EDITORIAL Time to give Vieques back to its
people
Aside from providing some great
material for Letterman and Leno monologues, it is difficult to imagine what the
U.S. military establishment expects to gain from its pathetic show of force
against the demonstrators on Puerto Ricos Vieques Island.
The demonstrators, who for the last year have taken over the area
of the island that the Navy has used in the past as a bombing-practice range,
were peacefully removed by FBI agents. They have been demanding that the United
States stop bombing the island, clean up toxic chemicals and unexploded
ordnance, and leave.
Use of Vieques for target practice has long irritated residents.
Protests seeking the removal of a U.S. Naval base flared in the 1970s, but
after several leaders were jailed the movement quickly disintegrated. Then a
year ago a Navy F-18 fighter dropped two 500-pound bombs almost a mile off
target and killed island resident David Sanes. Four others were injured. The
incident ignited long-smoldering anti-U.S. feelings among islanders, who
launched a new wave of protests, this time bolstered by the active
participation of a number of churches and labor unions (NCR, June 18,
1999).
The dispute over Vieques is tied in with the history of the U.S.
conquest of Puerto Rico and that territorys odd status as a commonwealth,
which gives its citizens essentially the same control over internal affairs as
have citizens of the United States. But Puerto Ricans do not vote in general
elections and are represented in Congress by a single representative, who has
no vote, except on committees.
The removal of the most recent protesters, including 15 Catholic
priests and 11 women religious will not end the dispute. Even the presence of
two battleships and 1,000 marines to secure the perimeter of the target range
wont keep protesters from pressing the case.

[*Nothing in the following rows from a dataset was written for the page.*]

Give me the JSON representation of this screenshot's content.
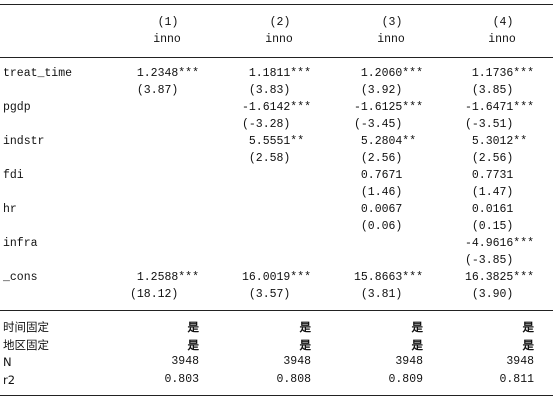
{
  "header": {
    "columns": [
      "(1)",
      "(2)",
      "(3)",
      "(4)"
    ],
    "dependent": [
      "inno",
      "inno",
      "inno",
      "inno"
    ]
  },
  "table": {
    "rows": [
      {
        "label": "treat_time",
        "coef": [
          "1.2348***",
          "1.1811***",
          "1.2060***",
          "1.1736***"
        ],
        "se": [
          "(3.87)",
          "(3.83)",
          "(3.92)",
          "(3.85)"
        ]
      },
      {
        "label": "pgdp",
        "coef": [
          null,
          "-1.6142***",
          "-1.6125***",
          "-1.6471***"
        ],
        "se": [
          null,
          "(-3.28)",
          "(-3.45)",
          "(-3.51)"
        ]
      },
      {
        "label": "indstr",
        "coef": [
          null,
          "5.5551**",
          "5.2804**",
          "5.3012**"
        ],
        "se": [
          null,
          "(2.58)",
          "(2.56)",
          "(2.56)"
        ]
      },
      {
        "label": "fdi",
        "coef": [
          null,
          null,
          "0.7671",
          "0.7731"
        ],
        "se": [
          null,
          null,
          "(1.46)",
          "(1.47)"
        ]
      },
      {
        "label": "hr",
        "coef": [
          null,
          null,
          "0.0067",
          "0.0161"
        ],
        "se": [
          null,
          null,
          "(0.06)",
          "(0.15)"
        ]
      },
      {
        "label": "infra",
        "coef": [
          null,
          null,
          null,
          "-4.9616***"
        ],
        "se": [
          null,
          null,
          null,
          "(-3.85)"
        ]
      },
      {
        "label": "_cons",
        "coef": [
          "1.2588***",
          "16.0019***",
          "15.8663***",
          "16.3825***"
        ],
        "se": [
          "(18.12)",
          "(3.57)",
          "(3.81)",
          "(3.90)"
        ]
      }
    ],
    "footer": [
      {
        "label": "时间固定",
        "values": [
          "是",
          "是",
          "是",
          "是"
        ]
      },
      {
        "label": "地区固定",
        "values": [
          "是",
          "是",
          "是",
          "是"
        ]
      },
      {
        "label": "N",
        "values": [
          "3948",
          "3948",
          "3948",
          "3948"
        ]
      },
      {
        "label": "r2",
        "values": [
          "0.803",
          "0.808",
          "0.809",
          "0.811"
        ]
      }
    ]
  }
}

In the words of Bishop Alvaro Corrada del Rio, apostolic
administrator of the diocese of Caguas, which includes Vieques, the
demonstrators already have won. "This is a very great victory," he said. "For
the first time, a massive number of people have taken peaceful, nonviolent
civil disobedience as the way to struggle against the Navy. That was never the
case before. And the campaign will continue until the Navy leaves for
good."
It isnt that Puerto Ricans dismiss any obligation to assist
in national security. But as Corrada del Rio said in an earlier sermon,
"Vieques has borne more than its share."
The reason it has been asked to bear that heavy share is because
it is viewed as not as significant as a full U.S. state. It is a land that can
be violated at will.
Pedro A. Sanjuan, who served in the Defense Department under
Gerald Ford and the Interior Department under Ronald Reagan, recalled in a
recent New York Times Op-ed piece that officials of the Ford administration
came to a different conclusion when confronted with Puerto Rican objections to
the United States practicing bombing runs on the smaller island of Culebra. At
the time, he wrote, Ford "signed an executive order that was read to cheering
crowds on Culebra
ending its use as a Navy weapons range and
acknowledging that the United States owes a great deal to the people of
Puerto Rico for their past sacrifices on behalf of our common national
security."
The assumption at the time, he said, was that the Navy would also
have to give up its place on Vieques, but Ford was not re-elected and the issue
dragged on.
Sanjuan points out that alternatives to Vieques exist --
uninhabited Puerto Rican islands or, if the U.S. Navy would prefer,
Marthas Vineyard.
The United States should stop acting the role of a muscle-bound
superpower fumbling around for ways to assure its superiority. Vieques should
be returned, in peace and without further destruction, to its residents.